Americans, of course, retain the ancient freedom to keep and bear arms, and although the Second Amendment to the American Constitution calls this freedom a “right”, that is mere linguistic conflation. The Second Amendment clearly does not confer on Americans the right to a weapon, in the sense that the Sixth Amendment gives them the right to a speedy trial and the Social Security Act gives them the right to a pension. The Second Amendment leaves Americans free to keep and bear arms, as their English forebears had always been free to keep and bear arms. To borrow the language of the First Amendment, “Congress shall pass no law” to infringe this pre-existing freedom. The freedom was already there. Always was, always will be.
The American freedom to keep and bear arms had been affirmed exactly one century earlier in England’s own Bill of Rights—at least, for Protestants. No one wanted to run into a well-armed Catholic in seventeenth-century England, let alone a Muslim. (Some things never change.) But as the well-trained London barristers of 1689 made clear, the English Bill of Rights was promulgated by the Lords Spiritual and Temporal and Commons “for the vindicating and asserting their ancient rights and liberties”, not for the positive enactment of new civil law. It didn’t establish English liberties; it recognised them.
Australian constitutionalists routinely disparage the American Bill of Rights, which they just as routinely misunderstand. The misunderstanding is no surprise: most of them were educated in law schools, and you can’t expect much good from those (one respectfully reserves judgment on the ancient Inns of Court). Being lawyers, they think the Bill of Rights empowers courts. In a roundabout way, it does. But the real purpose of a properly drafted bill of rights isn’t to empower the courts. It’s to disempower the legislature.

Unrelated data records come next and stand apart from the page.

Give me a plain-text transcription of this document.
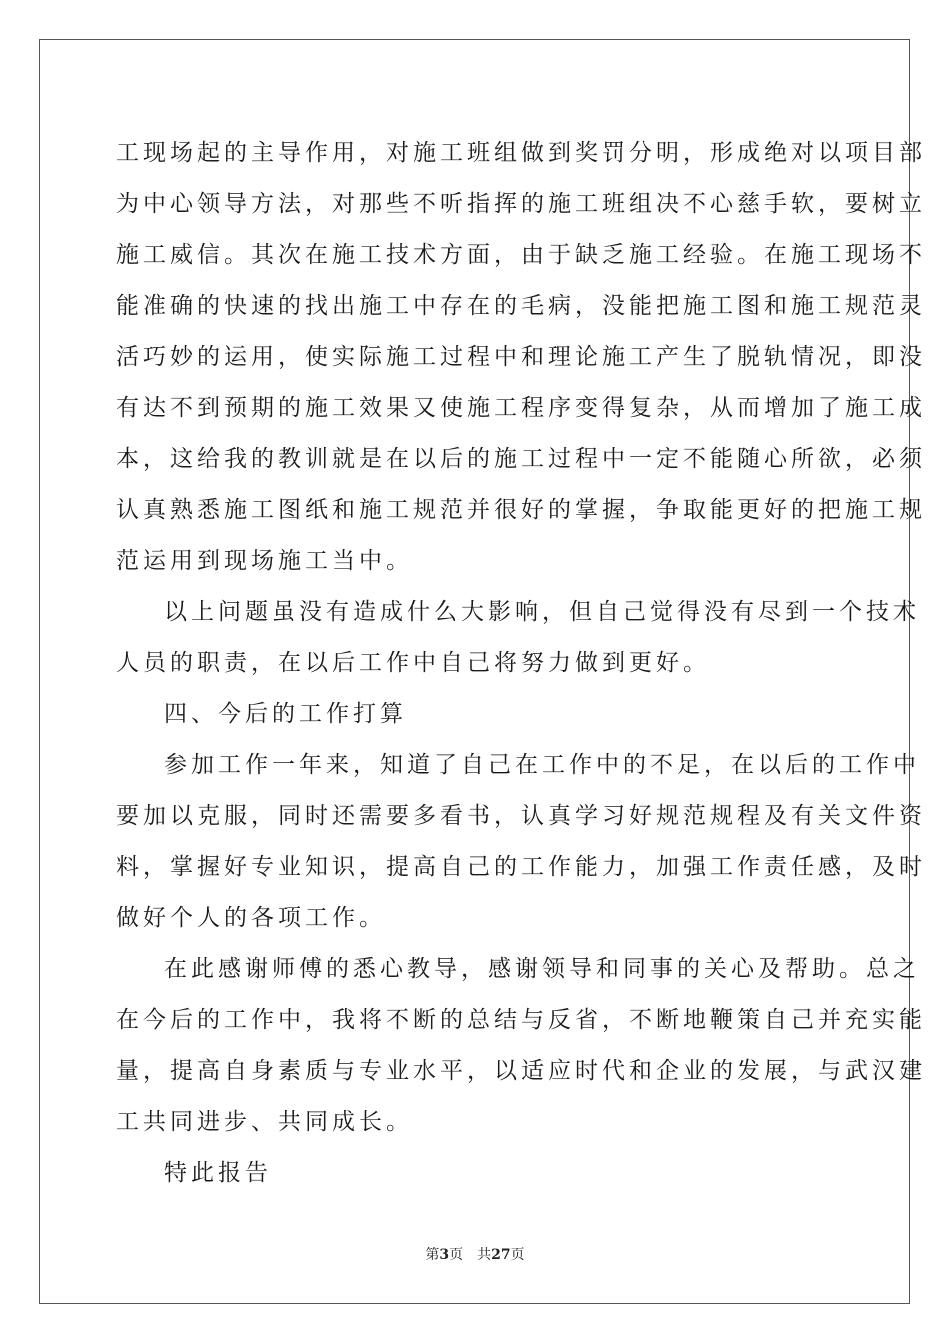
工现场起的主导作用，对施工班组做到奖罚分明，形成绝对以项目部
为中心领导方法，对那些不听指挥的施工班组决不心慈手软，要树立
施工威信。其次在施工技术方面，由于缺乏施工经验。在施工现场不
能准确的快速的找出施工中存在的毛病，没能把施工图和施工规范灵
活巧妙的运用，使实际施工过程中和理论施工产生了脱轨情况，即没
有达不到预期的施工效果又使施工程序变得复杂，从而增加了施工成
本，这给我的教训就是在以后的施工过程中一定不能随心所欲，必须
认真熟悉施工图纸和施工规范并很好的掌握，争取能更好的把施工规
范运用到现场施工当中。
以上问题虽没有造成什么大影响，但自己觉得没有尽到一个技术
人员的职责，在以后工作中自己将努力做到更好。
四、今后的工作打算
参加工作一年来，知道了自己在工作中的不足，在以后的工作中
要加以克服，同时还需要多看书，认真学习好规范规程及有关文件资
料，掌握好专业知识，提高自己的工作能力，加强工作责任感，及时
做好个人的各项工作。
在此感谢师傅的悉心教导，感谢领导和同事的关心及帮助。总之
在今后的工作中，我将不断的总结与反省，不断地鞭策自己并充实能
量，提高自身素质与专业水平，以适应时代和企业的发展，与武汉建
工共同进步、共同成长。
特此报告
第3页 共27页
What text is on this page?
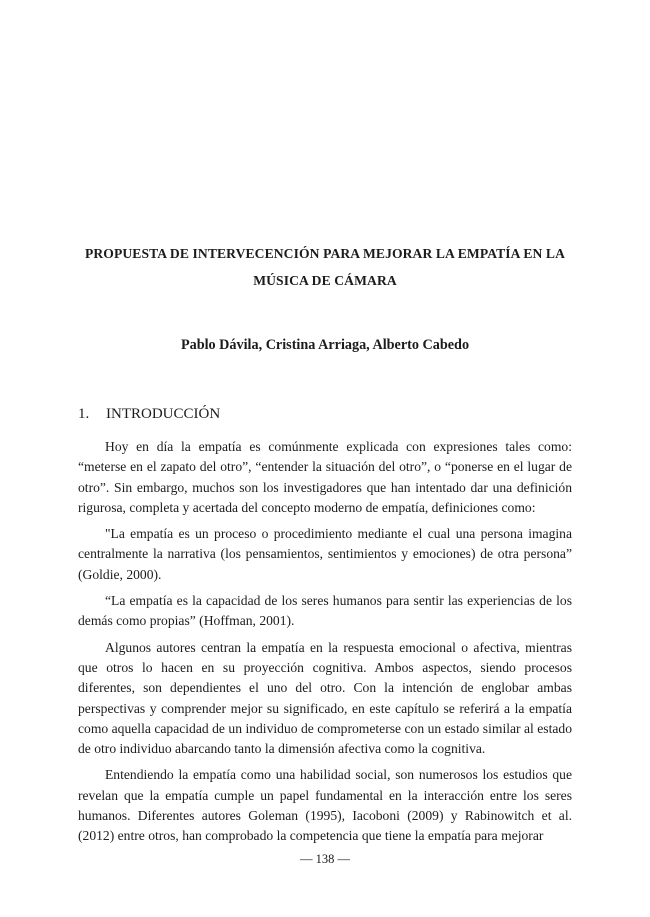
PROPUESTA DE INTERVECENCIÓN PARA MEJORAR LA EMPATÍA EN LA
MÚSICA DE CÁMARA
Pablo Dávila, Cristina Arriaga, Alberto Cabedo
1. INTRODUCCIÓN

Hoy en día la empatía es comúnmente explicada con expresiones tales como: “meterse en el zapato del otro”, “entender la situación del otro”, o “ponerse en el lugar de otro”. Sin embargo, muchos son los investigadores que han intentado dar una definición rigurosa, completa y acertada del concepto moderno de empatía, definiciones como:

"La empatía es un proceso o procedimiento mediante el cual una persona imagina centralmente la narrativa (los pensamientos, sentimientos y emociones) de otra persona” (Goldie, 2000).

“La empatía es la capacidad de los seres humanos para sentir las experiencias de los demás como propias” (Hoffman, 2001).

Algunos autores centran la empatía en la respuesta emocional o afectiva, mientras que otros lo hacen en su proyección cognitiva. Ambos aspectos, siendo procesos diferentes, son dependientes el uno del otro. Con la intención de englobar ambas perspectivas y comprender mejor su significado, en este capítulo se referirá a la empatía como aquella capacidad de un individuo de comprometerse con un estado similar al estado de otro individuo abarcando tanto la dimensión afectiva como la cognitiva.

Entendiendo la empatía como una habilidad social, son numerosos los estudios que revelan que la empatía cumple un papel fundamental en la interacción entre los seres humanos. Diferentes autores Goleman (1995), Iacoboni (2009) y Rabinowitch et al. (2012) entre otros, han comprobado la competencia que tiene la empatía para mejorar

— 138 —
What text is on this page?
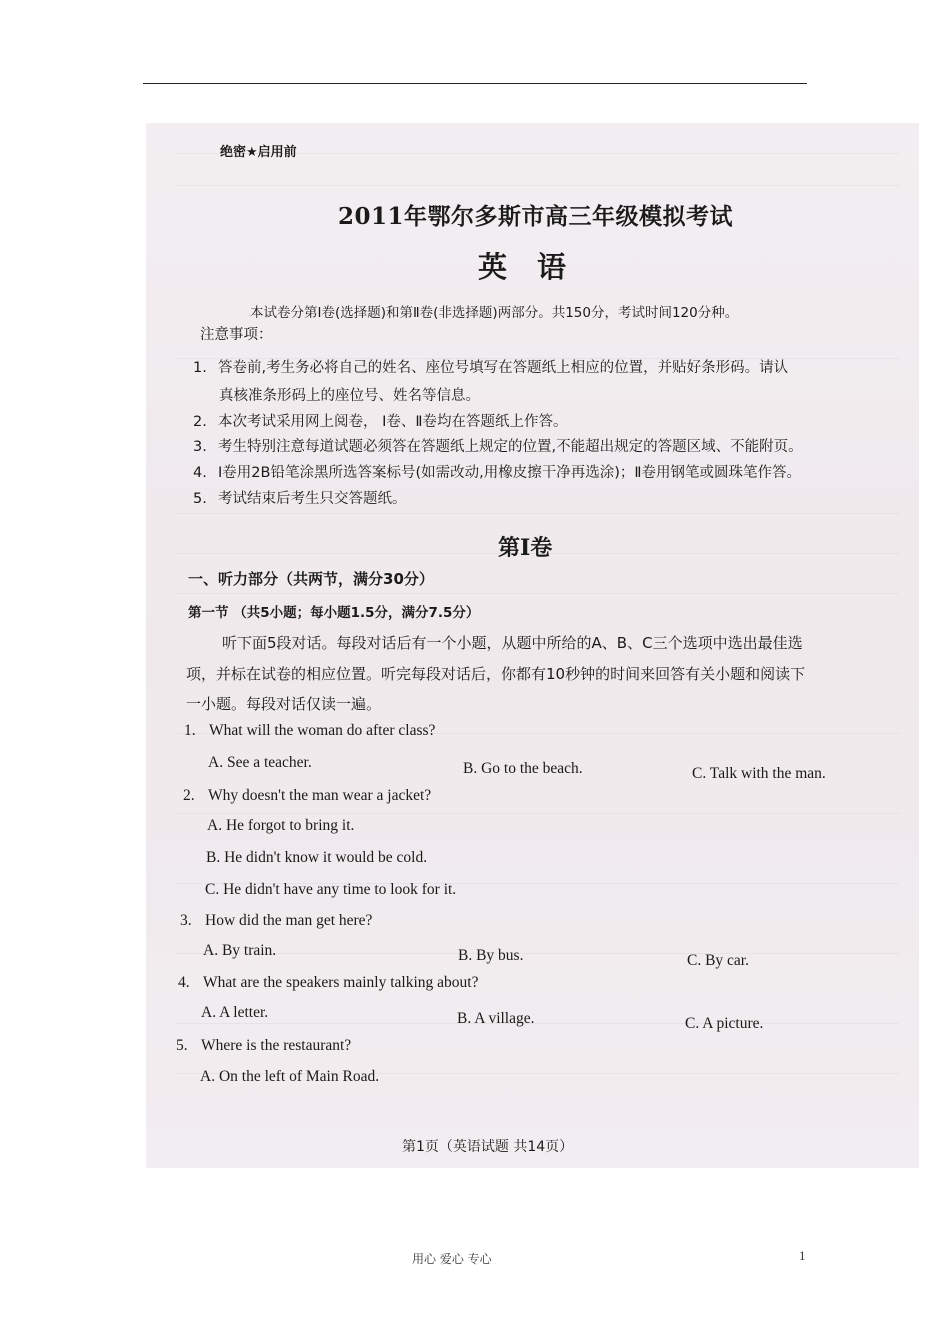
绝密★启用前
2011年鄂尔多斯市高三年级模拟考试
英语
本试卷分第Ⅰ卷(选择题)和第Ⅱ卷(非选择题)两部分。共150分，考试时间120分种。
注意事项：
1. 答卷前,考生务必将自己的姓名、座位号填写在答题纸上相应的位置，并贴好条形码。请认
真核准条形码上的座位号、姓名等信息。
2. 本次考试采用网上阅卷， Ⅰ卷、Ⅱ卷均在答题纸上作答。
3. 考生特别注意每道试题必须答在答题纸上规定的位置,不能超出规定的答题区域、不能附页。
4. Ⅰ卷用2B铅笔涂黑所选答案标号(如需改动,用橡皮擦干净再选涂)；Ⅱ卷用钢笔或圆珠笔作答。
5. 考试结束后考生只交答题纸。
第Ⅰ卷
一、听力部分（共两节，满分30分）
第一节 （共5小题；每小题1.5分，满分7.5分）
听下面5段对话。每段对话后有一个小题，从题中所给的A、B、C三个选项中选出最佳选
项，并标在试卷的相应位置。听完每段对话后，你都有10秒钟的时间来回答有关小题和阅读下
一小题。每段对话仅读一遍。
1. What will the woman do after class?
A. See a teacher.	B. Go to the beach.	C. Talk with the man.
2. Why doesn't the man wear a jacket?
A. He forgot to bring it.
B. He didn't know it would be cold.
C. He didn't have any time to look for it.
3. How did the man get here?
A. By train.	B. By bus.	C. By car.
4. What are the speakers mainly talking about?
A. A letter.	B. A village.	C. A picture.
5. Where is the restaurant?
A. On the left of Main Road.
第1页（英语试题 共14页）
用心 爱心 专心	1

Fortunately or unfortunately (depending on your point of view), there was little in the English constitution to prevent Parliament from disarming its constituents, and Australians put nothing in theirs to prevent the same. Thus when Dan Andrews is re-elected in November, those Victorians who still believe in freedom will have no choice but to retreat to their castles to wait things out. That’s what our Medieval ancestors did, and things worked out all right for them. Eventually. Just make sure you have a dunny.